After retiring from cricket, Wasim penned his autobiography, Brim Full of Passion. Published in 2005 the book was awarded Wisden Book of the Year in 2006.
'Brim Full of Passion follows this son of Kashmiri immigrants from the streets of Small Heath to leafy Edgbaston, where he breaks in through the fence to watch England play Pakistan. A year later he’s there legitimately, batting for the under-13s.
The dream is simple: Warwickshire, England, the world. After four gruelling years as an apprentice pro he makes the all-conquering Bears team of 1995, and is on the brink of the England `A` squad. But a loss of form, a dodgy selection policy, and one of the first British-born Asians to make the county grade loses his confidence. A move to Sussex is a disaster: he falls out with captain Chris Adams, can’t get a game, and winds up playing for Derbyshire for nothing. At thirty it’s all over and he’s embarking on a new career as a coach. Anything to stay in the game he loves.

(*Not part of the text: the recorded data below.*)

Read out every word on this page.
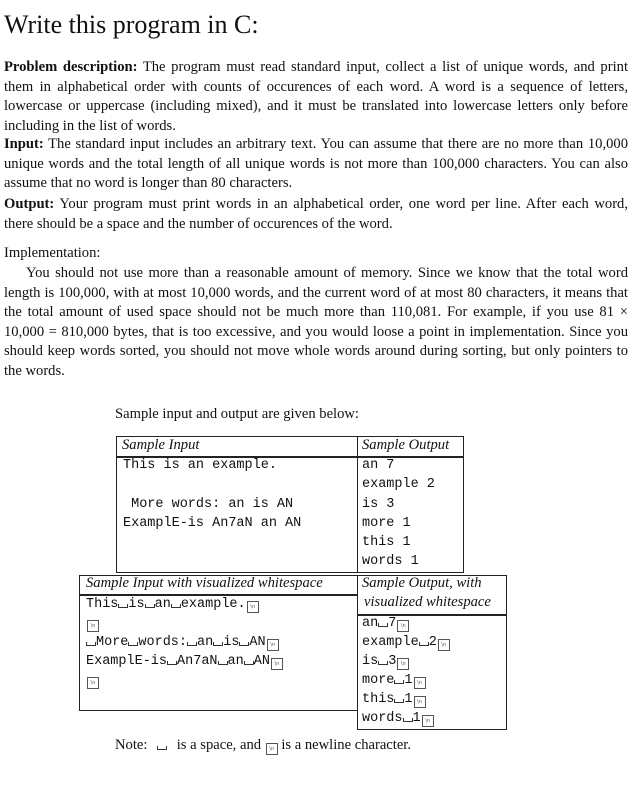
Write this program in C:

Problem description: The program must read standard input, collect a list of unique words, and print them in alphabetical order with counts of occurences of each word. A word is a sequence of letters, lowercase or uppercase (including mixed), and it must be translated into lowercase letters only before including in the list of words.

Input: The standard input includes an arbitrary text. You can assume that there are no more than 10,000 unique words and the total length of all unique words is not more than 100,000 characters. You can also assume that no word is longer than 80 characters.

Output: Your program must print words in an alphabetical order, one word per line. After each word, there should be a space and the number of occurences of the word.

Implementation:

You should not use more than a reasonable amount of memory. Since we know that the total word length is 100,000, with at most 10,000 words, and the current word of at most 80 characters, it means that the total amount of used space should not be much more than 110,081. For example, if you use 81 × 10,000 = 810,000 bytes, that is too excessive, and you would loose a point in implementation. Since you should keep words sorted, you should not move whole words around during sorting, but only pointers to the words.

Sample input and output are given below:
Sample Input	Sample Output
This is an example.
More words: an is AN
ExamplE-is An7aN an AN
an 7
example 2
is 3
more 1
this 1
words 1
Sample Input with visualized whitespace	Sample Output, with
visualized whitespace
This is an example. \n
\n
More words: an is AN \n
ExamplE-is An7aN an AN \n
\n
an 7 \n
example 2 \n
is 3 \n
more 1 \n
this 1 \n
words 1 \n
Note: is a space, and \n is a newline character.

Brim Full of Passion takes the reader into dressing-rooms from Edgbaston to Sydney; to the Kashmiri village where Wasim goes to bury his father; onto the field with International players, deep into the heart of the pro game where players share the joy of success but feed off each other’s failures. It charts Wasim’s extraordinary journey from ghetto to county circuit, from one-man coaching outfit with an office in his bedroom to one of the most important men in cricket, as the Chief Executive of the Cricket Foundation’s £50 million Chance to Shine campaign, the single biggest grass roots sports development programme ever seen in the UK'.